As many former Arizona couples have learned, divorce is a time of change. For some, it is an emotionally taxing time. For many others, it involves financial change. Understanding how the end of a marriage can often bring financial consequences can be important for people who are at the start of the divorce process.
One of the first chores is to determine how assets and debts are divided. The property division aspect of a divorce will apply to assets and debts that were acquired during the marriage. As a result, it is important to determine which items fall into that category and what properties can properly be classified as being separately owned.
While some couples are able to come to an agreement over property division, others cannot. Finding a fair approach to this problem may be complex, particularly when the marital property involves a home, retirement funds and joint accounts. An attorney may assist in helping a divorcing spouse work through this process.

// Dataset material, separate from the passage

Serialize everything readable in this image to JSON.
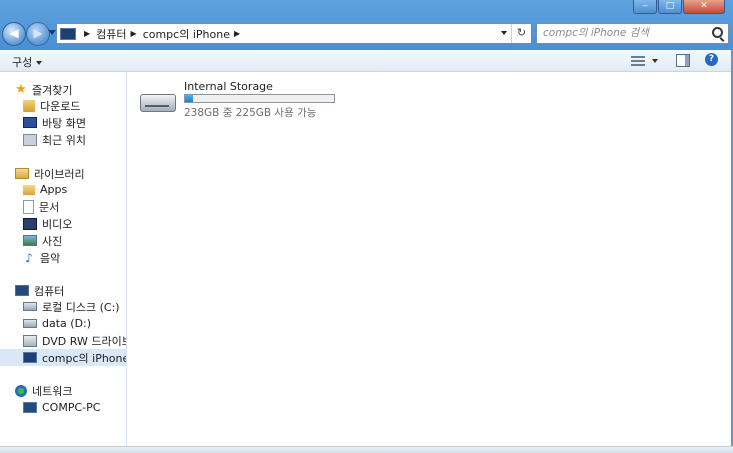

Retirement funds are often the source of misunderstanding. This requires careful attention. Taxes are another issue that might require additional care. Alimony payments are included in the income of the recipient for tax purposes and are deductible by the payer. However, child support payments are neither income nor subject to deduction. Life insurance policies should be reviewed to ensure that a former spouse is no longer the beneficiary, unless the divorce settlement agreement specifies otherwise.
A person who is facing the end of a marriage may want to have the assistance of a family law attorney throughout the process. Legal counsel can help in negotiating a comprehensive settlement agreement that covers the applicable divorce legal issues and which can be approved by the court.